Middle Eastern Asset Management Industry Remains Resilient During COVID-19, Reaching USD 1.2 Trillion in 2020

Sovereign wealth funds and retail mutual funds assets were fundamental to the 11 percent growth from USD 1.1 trillion in 2019, with further growth opportunities likely as markets emerge from economic difficulties

Dubai, July 11, 2021— The disruptive nature of the COVID-19 health crisis has been unrelenting, with repercussions implicating all societal areas. Yet despite the unprecedented turbulence of late, the asset management industry in the Middle East has emerged in a favorable position, according to a new report by Boston Consulting Group (BCG).

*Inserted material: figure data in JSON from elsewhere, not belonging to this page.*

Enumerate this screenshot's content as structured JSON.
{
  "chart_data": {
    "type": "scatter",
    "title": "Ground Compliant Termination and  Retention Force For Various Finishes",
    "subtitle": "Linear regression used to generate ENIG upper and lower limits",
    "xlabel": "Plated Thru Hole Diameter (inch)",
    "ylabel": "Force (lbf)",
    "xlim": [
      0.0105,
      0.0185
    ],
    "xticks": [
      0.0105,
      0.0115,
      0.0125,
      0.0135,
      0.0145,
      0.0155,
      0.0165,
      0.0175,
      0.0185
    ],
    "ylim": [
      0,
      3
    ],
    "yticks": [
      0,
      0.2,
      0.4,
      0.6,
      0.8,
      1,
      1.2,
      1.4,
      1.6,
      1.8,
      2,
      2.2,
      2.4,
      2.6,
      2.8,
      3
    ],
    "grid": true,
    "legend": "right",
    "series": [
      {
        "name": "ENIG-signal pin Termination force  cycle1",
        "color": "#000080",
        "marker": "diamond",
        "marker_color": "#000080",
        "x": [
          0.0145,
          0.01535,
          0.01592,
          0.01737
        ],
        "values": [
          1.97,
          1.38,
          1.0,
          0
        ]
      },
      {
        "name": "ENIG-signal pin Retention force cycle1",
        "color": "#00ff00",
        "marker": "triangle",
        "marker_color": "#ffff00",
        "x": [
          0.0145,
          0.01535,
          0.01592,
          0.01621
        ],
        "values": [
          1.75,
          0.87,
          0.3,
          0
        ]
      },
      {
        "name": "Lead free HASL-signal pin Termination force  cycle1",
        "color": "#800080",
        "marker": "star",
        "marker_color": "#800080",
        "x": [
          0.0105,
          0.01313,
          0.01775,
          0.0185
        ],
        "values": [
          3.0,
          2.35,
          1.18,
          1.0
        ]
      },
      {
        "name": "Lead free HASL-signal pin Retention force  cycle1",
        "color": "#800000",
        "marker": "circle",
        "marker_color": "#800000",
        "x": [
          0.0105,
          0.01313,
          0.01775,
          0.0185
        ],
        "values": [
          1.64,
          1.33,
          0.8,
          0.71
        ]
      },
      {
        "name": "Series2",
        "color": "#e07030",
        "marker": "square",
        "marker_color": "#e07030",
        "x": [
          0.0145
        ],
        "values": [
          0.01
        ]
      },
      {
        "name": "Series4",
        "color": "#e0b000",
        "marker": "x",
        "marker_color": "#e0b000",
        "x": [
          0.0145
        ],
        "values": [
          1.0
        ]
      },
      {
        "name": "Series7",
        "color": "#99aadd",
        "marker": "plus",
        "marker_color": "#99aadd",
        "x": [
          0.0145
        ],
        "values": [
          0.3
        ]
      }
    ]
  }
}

The report, titled ‘Global Asset Management 2021: The $100 Trillion Machine,’ illustrates that the Middle East’s Assets Under Management (AuM) have witnessed double-digit growth in recent times, increasing by 11 percent from USD 1.1 trillion in 2019 to USD 1.2 trillion in 2020.

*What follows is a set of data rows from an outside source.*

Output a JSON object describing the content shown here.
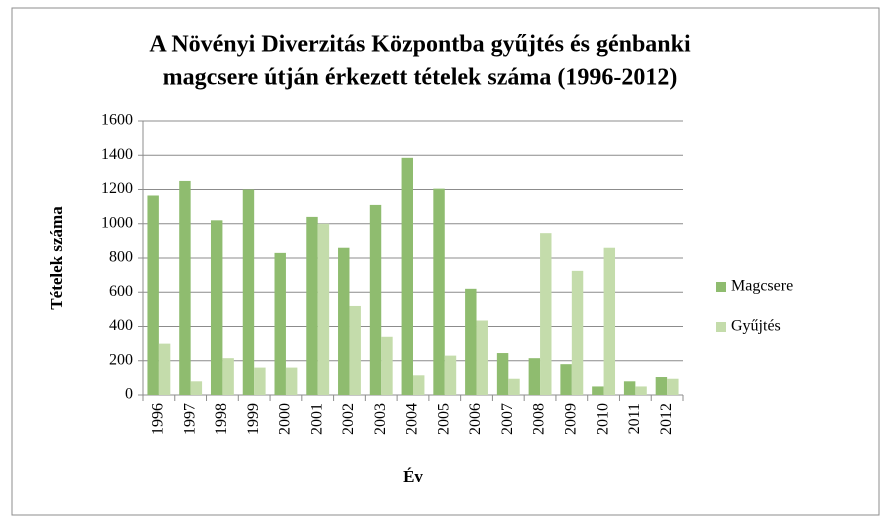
{
  "chart_data": {
    "type": "bar",
    "title": [
      "A Növényi Diverzitás Központba gyűjtés és génbanki",
      "magcsere útján érkezett tételek száma (1996-2012)"
    ],
    "x_label": "Év",
    "y_label": "Tételek száma",
    "categories": [
      "1996",
      "1997",
      "1998",
      "1999",
      "2000",
      "2001",
      "2002",
      "2003",
      "2004",
      "2005",
      "2006",
      "2007",
      "2008",
      "2009",
      "2010",
      "2011",
      "2012"
    ],
    "series": [
      {
        "name": "Magcsere",
        "color": "#8fbc6f",
        "values": [
          1165,
          1250,
          1020,
          1200,
          830,
          1040,
          860,
          1110,
          1385,
          1205,
          620,
          245,
          215,
          180,
          50,
          80,
          105
        ]
      },
      {
        "name": "Gyűjtés",
        "color": "#c4dcab",
        "values": [
          300,
          80,
          215,
          160,
          160,
          1000,
          520,
          340,
          115,
          230,
          435,
          95,
          945,
          725,
          860,
          50,
          95
        ]
      }
    ],
    "ylim": [
      0,
      1600
    ],
    "yticks": [
      0,
      200,
      400,
      600,
      800,
      1000,
      1200,
      1400,
      1600
    ],
    "grid": true,
    "legend": "right"
  }
}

“Much like every sector, the resilience of the asset management industry was tested in 2020, with initial outbreak disruption and subsequent economic tailwinds presenting a period of sizeable uncertainty for the industry and its incumbents,” said Harold Haddad, Managing Director and Partner, BCG. “However, the Middle East has prevailed in the face of adversity, and it is now apparent that the region has entered 2021 in a position of strength following healthy returns.”

As per the report’s findings, AuM growth in the region is primarily attributed to an increase in sovereign wealth funds (SWF) assets, mostly due to strong capital market performances. Many SWFs had high equity exposure in developing and emerging markets, faring well as the financial landscape regained a degree of pre-pandemic stability. Furthermore, another main driver of AuM growth was retail investors. In the Middle East, retail mutual funds had 12 percent growth during 2020, with strong global market performance instigating this outcome.

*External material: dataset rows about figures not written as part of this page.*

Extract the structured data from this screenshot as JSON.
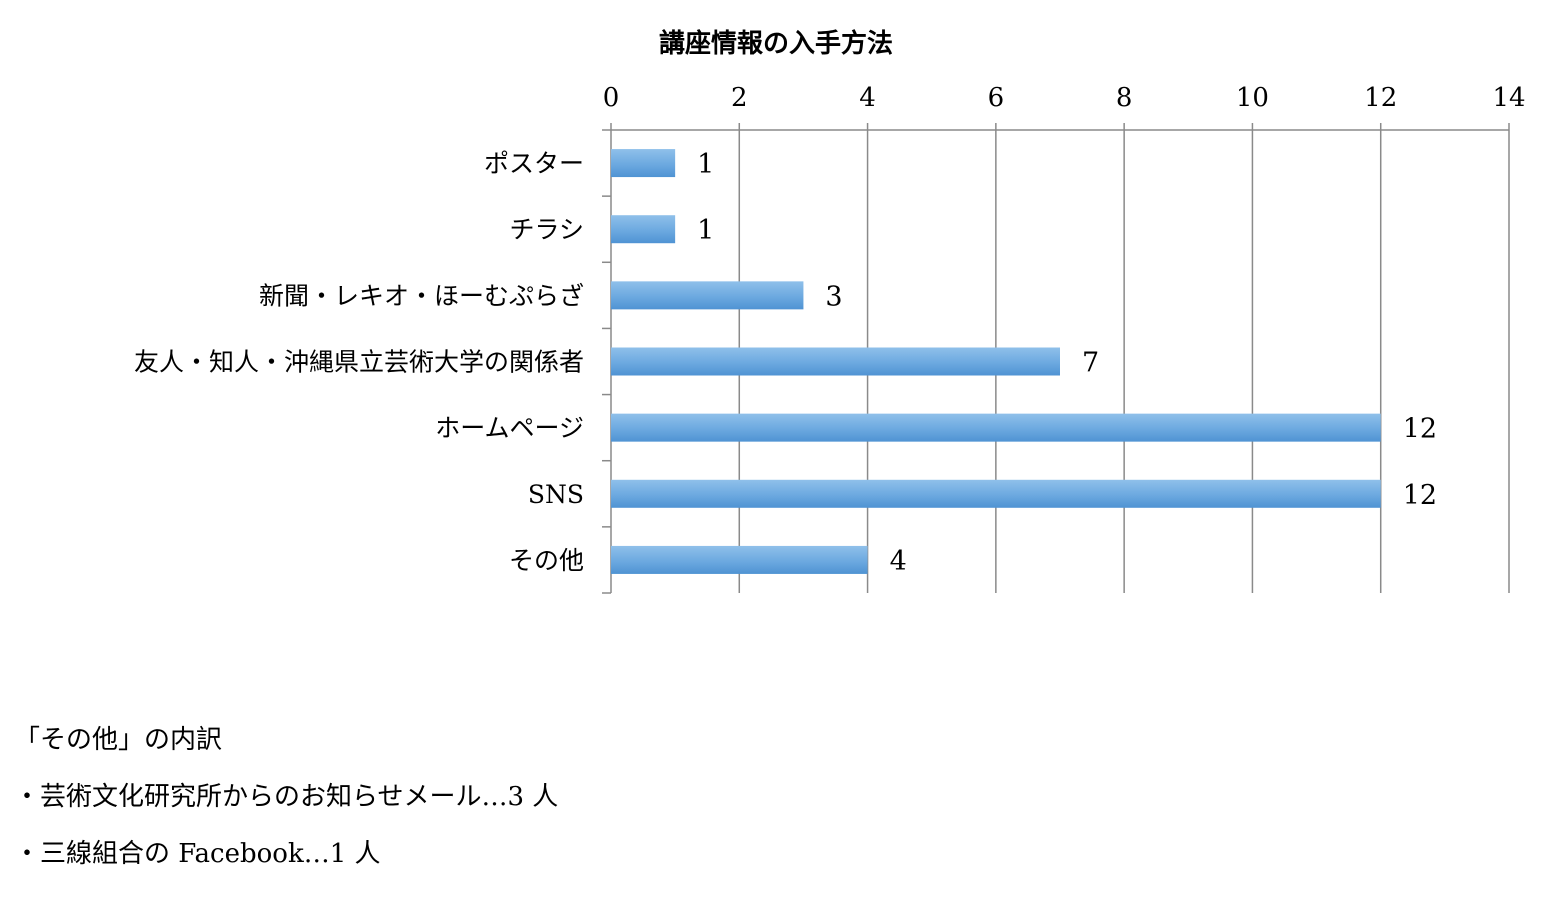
{
  "chart_data": {
    "type": "bar",
    "orientation": "horizontal",
    "title": "講座情報の入手方法",
    "categories": [
      "ポスター",
      "チラシ",
      "新聞・レキオ・ほーむぷらざ",
      "友人・知人・沖縄県立芸術大学の関係者",
      "ホームページ",
      "SNS",
      "その他"
    ],
    "values": [
      1,
      1,
      3,
      7,
      12,
      12,
      4
    ],
    "xlim": [
      0,
      14
    ],
    "ticks": [
      "0",
      "2",
      "4",
      "6",
      "8",
      "10",
      "12",
      "14"
    ],
    "xaxis_position": "top",
    "grid": true,
    "legend": "none",
    "bar_color": "#5B9BD5"
  },
  "notes": {
    "heading": "「その他」の内訳",
    "items": [
      "・芸術文化研究所からのお知らせメール…3 人",
      "・三線組合の Facebook…1 人"
    ]
  }
}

The 19th annual BCG study of the global asset management industry explores the extent of growth that other markets have accumulated during challenging conditions, showcasing key drivers while providing comprehensive explanations. At the global level, net inflows for the asset management industry reached USD 2.8 trillion in 2020, or 3.1 percent of the total AuM at the beginning of the year – compared to a historical average between 1-2 percent over the previous decade. Again, retail investors proved to be the main driver behind AuM growth. Global retail AuM portfolios grew globally by 11 percent in 2020, representing 41 percent of global assets at USD 42 trillion. Institutional investments also grew at a similar pace to reach USD 61 trillion, or 59 percent of the global market.

“The asset management industry is coming out of the recent crisis with notable changes. Although the operating environment continues to change, the growth recorded from 2019-2020 – in such a precarious climate – implies further development in due course as countries continue their reemergence, with many opportunities sure to present themselves as new trends accelerate,” said Mustafa Bosca, Managing Director and Partner, BCG. “From an industry player perspective, the objective looking ahead will be to pursue a sustainable growth strategy that revolves around differentiation and advantage, with client engagement models, investment products, operating models, and talent strategy all potential areas that could be prioritized.”

BCG’s 2021 Global Asset Management report considers how new realities – for example, in markets and technology – will shape future industry leaders and why specific areas, such as private markets, ESG investing, and advanced data and analytics, are likely to play key roles. Given the opportunities for asset management industry growth and transformation in the years ahead, the study also explores private markets’ outlook and projections. BCG highlights the potential for sizeable progress within private markets, especially for firms that can successfully enter the retail market, systematically use data and analytics to enhance decision making, and integrate meaningful ESG metrics.